Ironically, the first applications to get the material design facelift are polymer web components.
The native vs. web platform war is the key to solving the cross-device/cross platform challenge that the software world is facing these days. This war is responsible for the fact that there are extremely few successful true cross-device applications out there today: how many true-cross device apps like Facebook do you know, where you can post a photo from your laptop and then read and responds to your friend's comments on that photo from your iPhone, using an interface that feels and behaves the same?
From an engineering perspective, in this war this is only one inevitable winner: the web platform. The problem: the war is going to last for years to come because both Google and Apple have a strong interest to keep their tight grasp over the apps eco-system.
To use Material Design components in native apps one would have to wait for the next Android OS to gain popularity (reminder: By Google’s own count, only 13.6% of Android phones are running the latest public build of the OS, Android 4.4.) where as in hybrid apps (or just "mobile web") you could embrace the concept using Google's resources today. Which again serves as an example of why the concept of implementing too much of the application layer as a part of the OS for native apps is a problem.
The apps model is a crippled model where Android is the browser and apps are websites. Chrome extensions are native to Chrome too. They can leverage amazing capabilities via Chrome's API, where Chrome acts as an OS, supplying client APIs similar to what you would find on Android. Heck, there's even a Chrome Web Store, where you could download Chrome apps. Sounds familiar?
Would anyone sane in his mind ever think about not using web applications on the internet and move to Chrome extensions or Chrome apps instead? That is exactly what native apps mean for the mobile ecosystem.
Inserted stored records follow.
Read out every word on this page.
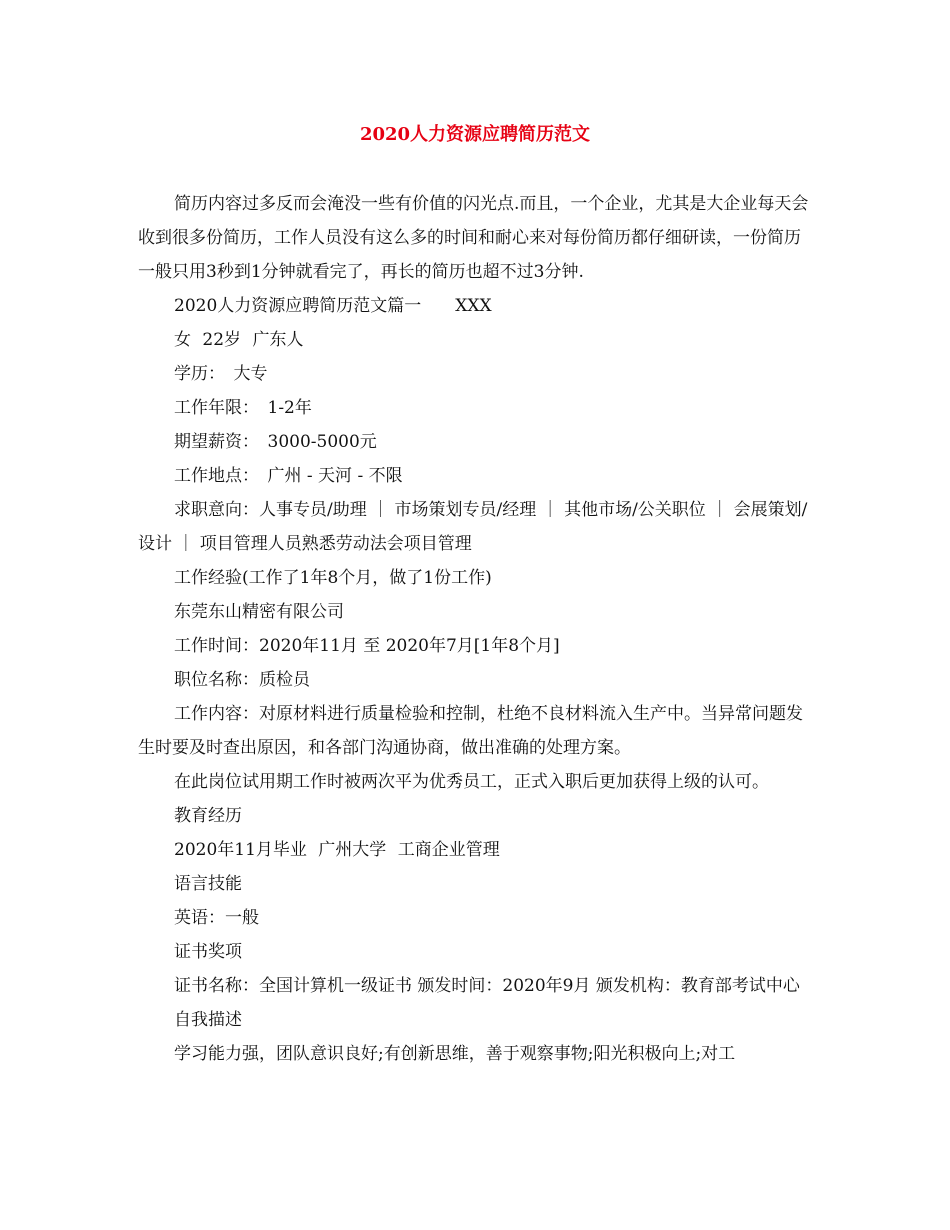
2020人力资源应聘简历范文

简历内容过多反而会淹没一些有价值的闪光点.而且，一个企业，尤其是大企业每天会收到很多份简历，工作人员没有这么多的时间和耐心来对每份简历都仔细研读，一份简历一般只用3秒到1分钟就看完了，再长的简历也超不过3分钟.

2020人力资源应聘简历范文篇一　　XXX

女 22岁 广东人

学历：　大专

工作年限：　1-2年

期望薪资：　3000-5000元

工作地点：　广州 - 天河 - 不限

求职意向：人事专员/助理 ｜ 市场策划专员/经理 ｜ 其他市场/公关职位 ｜ 会展策划/设计 ｜ 项目管理人员熟悉劳动法会项目管理

工作经验(工作了1年8个月，做了1份工作)

东莞东山精密有限公司

工作时间：2020年11月 至 2020年7月[1年8个月]

职位名称：质检员

工作内容：对原材料进行质量检验和控制，杜绝不良材料流入生产中。当异常问题发生时要及时查出原因，和各部门沟通协商，做出准确的处理方案。

在此岗位试用期工作时被两次平为优秀员工，正式入职后更加获得上级的认可。

教育经历

2020年11月毕业 广州大学 工商企业管理

语言技能

英语：一般

证书奖项

证书名称：全国计算机一级证书 颁发时间：2020年9月 颁发机构：教育部考试中心

自我描述

学习能力强，团队意识良好;有创新思维，善于观察事物;阳光积极向上;对工
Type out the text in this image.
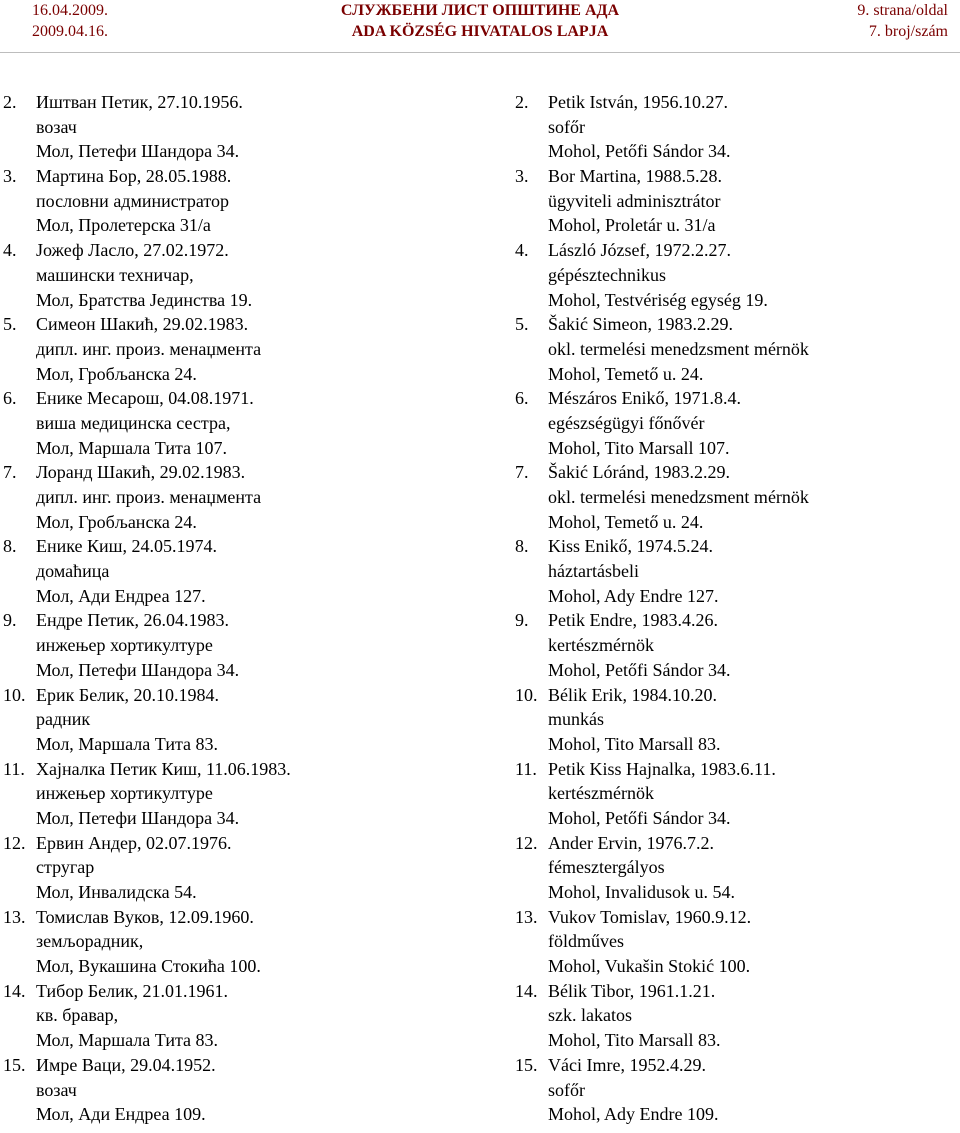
16.04.2009.
2009.04.16.
СЛУЖБЕНИ ЛИСТ ОПШТИНЕ АДА
ADA KÖZSÉG HIVATALOS LAPJA
9. strana/oldal
7. broj/szám
2.	Иштван Петик, 27.10.1956.
возач
Мол, Петефи Шандора 34.
3.	Мартина Бор, 28.05.1988.
пословни администратор
Мол, Пролетерска 31/а
4.	Јожеф Ласло, 27.02.1972.
машински техничар,
Мол, Братства Јединства 19.
5.	Симеон Шакић, 29.02.1983.
дипл. инг. произ. менаџмента
Мол, Гробљанска 24.
6.	Енике Месарош, 04.08.1971.
виша медицинска сестра,
Мол, Маршала Тита 107.
7.	Лоранд Шакић, 29.02.1983.
дипл. инг. произ. менаџмента
Мол, Гробљанска 24.
8.	Енике Киш, 24.05.1974.
домаћица
Мол, Ади Ендреа 127.
9.	Ендре Петик, 26.04.1983.
инжењер хортикултуре
Мол, Петефи Шандора 34.
10. Ерик Белик, 20.10.1984.
радник
Мол, Маршала Тита 83.
11. Хајналка Петик Киш, 11.06.1983.
инжењер хортикултуре
Мол, Петефи Шандора 34.
12. Ервин Андер, 02.07.1976.
стругар
Мол, Инвалидска 54.
13. Томислав Вуков, 12.09.1960.
земљорадник,
Мол, Вукашина Стокића 100.
14. Тибор Белик, 21.01.1961.
кв. бравар,
Мол, Маршала Тита 83.
15. Имре Ваци, 29.04.1952.
возач
Мол, Ади Ендреа 109.
2.	Petik István, 1956.10.27.
sofőr
Mohol, Petőfi Sándor 34.
3.	Bor Martina, 1988.5.28.
ügyviteli adminisztrátor
Mohol, Proletár u. 31/a
4.	László József, 1972.2.27.
gépésztechnikus
Mohol, Testvériség egység 19.
5.	Šakić Simeon, 1983.2.29.
okl. termelési menedzsment mérnök
Mohol, Temető u. 24.
6.	Mészáros Enikő, 1971.8.4.
egészségügyi főnővér
Mohol, Tito Marsall 107.
7.	Šakić Lóránd, 1983.2.29.
okl. termelési menedzsment mérnök
Mohol, Temető u. 24.
8.	Kiss Enikő, 1974.5.24.
háztartásbeli
Mohol, Ady Endre 127.
9.	Petik Endre, 1983.4.26.
kertészmérnök
Mohol, Petőfi Sándor 34.
10. Bélik Erik, 1984.10.20.
munkás
Mohol, Tito Marsall 83.
11. Petik Kiss Hajnalka, 1983.6.11.
kertészmérnök
Mohol, Petőfi Sándor 34.
12. Ander Ervin, 1976.7.2.
fémesztergályos
Mohol, Invalidusok u. 54.
13. Vukov Tomislav, 1960.9.12.
földműves
Mohol, Vukašin Stokić 100.
14. Bélik Tibor, 1961.1.21.
szk. lakatos
Mohol, Tito Marsall 83.
15. Váci Imre, 1952.4.29.
sofőr
Mohol, Ady Endre 109.
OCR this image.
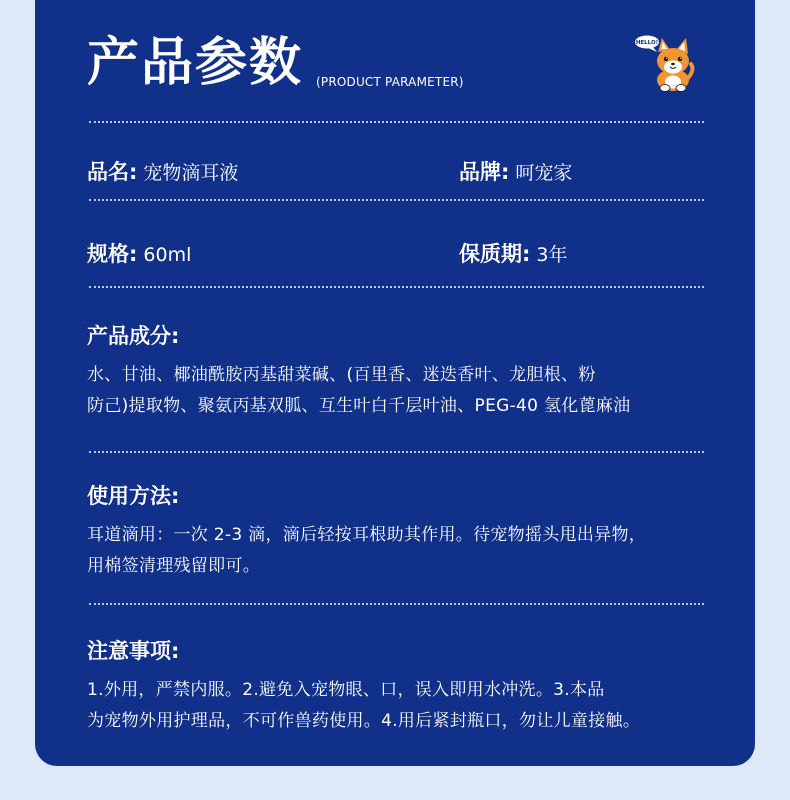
产品参数 (PRODUCT PARAMETER)
HELLO!
品名: 宠物滴耳液	品牌: 呵宠家
规格: 60ml	保质期: 3年
产品成分:
水、甘油、椰油酰胺丙基甜菜碱、(百里香、迷迭香叶、龙胆根、粉
防己)提取物、聚氨丙基双胍、互生叶白千层叶油、PEG-40 氢化蓖麻油
使用方法:
耳道滴用：一次 2-3 滴，滴后轻按耳根助其作用。待宠物摇头甩出异物，
用棉签清理残留即可。
注意事项:
1.外用，严禁内服。2.避免入宠物眼、口，误入即用水冲洗。3.本品
为宠物外用护理品，不可作兽药使用。4.用后紧封瓶口，勿让儿童接触。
As proven by many of their ongoing efforts, and by the publishing of Material Design to Polymer on the day of announcing it, Google as a "web-first" company, surely understands the pitfalls of the native ecosystem. However this situation is good for Google (and Apple in the case of iOS): on the internet ecosystem, Google controls only search. On the mobile, it controls both the search and the "websites" (actually apps) themselves!